Now that we’re a few months into this global pandemic though, the trajectory of the next year has begun to stabilize and we’re able to begin to see the long term financial consequences. What will they be for you? That’s the question we’re here to explore today.
Jobs Across the Midwest
The rate of Illinoisians receiving unemployment is truly unprecedented, eclipsing that of even the 2008 recession.
Millions of Americans have been laid off in the last two months, and with many businesses functioning on life support, that number is only going to rise.
If you’re one of those millions, then there’s no other way to spin it: you need help. Title loans Illinois might be a Google search on your radar right now, and rightfully so.
Most American’s don’t have more than $400 to spend on an emergency like losing their job, and the direct payment relief that congress promised in its stimulus bill is still weeks if not a month away from actually being deposited in our bank accounts.
This increase to unemployment along with the direct payment combine to offer a glimmer of hope for the future. The best thing you can do for your financial future is to focus on making smart money decisions. and do all you can at the moment to cut costs and save what money you can. You should also use this opportunity to learn skills that will make you a more attractive employee in the future when the pandemic does end: learn a second language, take an online course in your field, or get a certification.

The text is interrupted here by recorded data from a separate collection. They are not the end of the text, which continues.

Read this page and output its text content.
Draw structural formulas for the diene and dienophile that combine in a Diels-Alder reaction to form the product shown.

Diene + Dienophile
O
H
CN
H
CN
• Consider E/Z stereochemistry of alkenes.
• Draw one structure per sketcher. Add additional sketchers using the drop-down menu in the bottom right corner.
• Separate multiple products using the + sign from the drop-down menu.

Using Title Loans to Replace Your Savings
While only a minority of Americans play the stock market on a regular basis, many of us do have money in it: specifically, our retirement. Whether you have a 401k or just like to park your money in stocks you trust, the financial health of your golden years is intimately tied to the stock market.
While the stock market plunged badly at the outset of the pandemic, it’s since rallied for the most part, though it still fluctuates daily and hasn’t recovered its pre-pandemic heights. What the stock market’s fluctuation means for you is largely dictated by your age:
- If you’re young and still fifteen to twenty years away from retirement it’s barely a blip: the stock market will have long ago regained its former height by the time you need to start living off the dividends.
- If you’re five to ten years away from retirement, the stock market’s crash is more worrying, but still not a cause for true alarm: by the time you retire, it will have for the most part recovered, even if it’s disappointing that it didn’t continue its lucrative pre-pandemic upward trajectory.
- If you’re already retired, the stock market’s crash is an unmitigated problem. While it could’ve no doubt been worse, any dip in the markets directly impacts your bottom line and the income you use to put money on the table.
The Illinois Housing Market
If you’re a homeowner then you’ve probably been holding your breath for the last month, and understandably so: home prices were the first thing to crater in the 2008 recession. It’s ok to let your breath out though. While all our homes have taken a bit of a hit, it’s nowhere near as drastic or cataclysmic as it was in 2008.
In fact, the market as a whole despite taking a beating has been on a slow recovery track, and there’s no reason to think it should dip precariously if things stay on track. Your investment is most likely still entirely safe.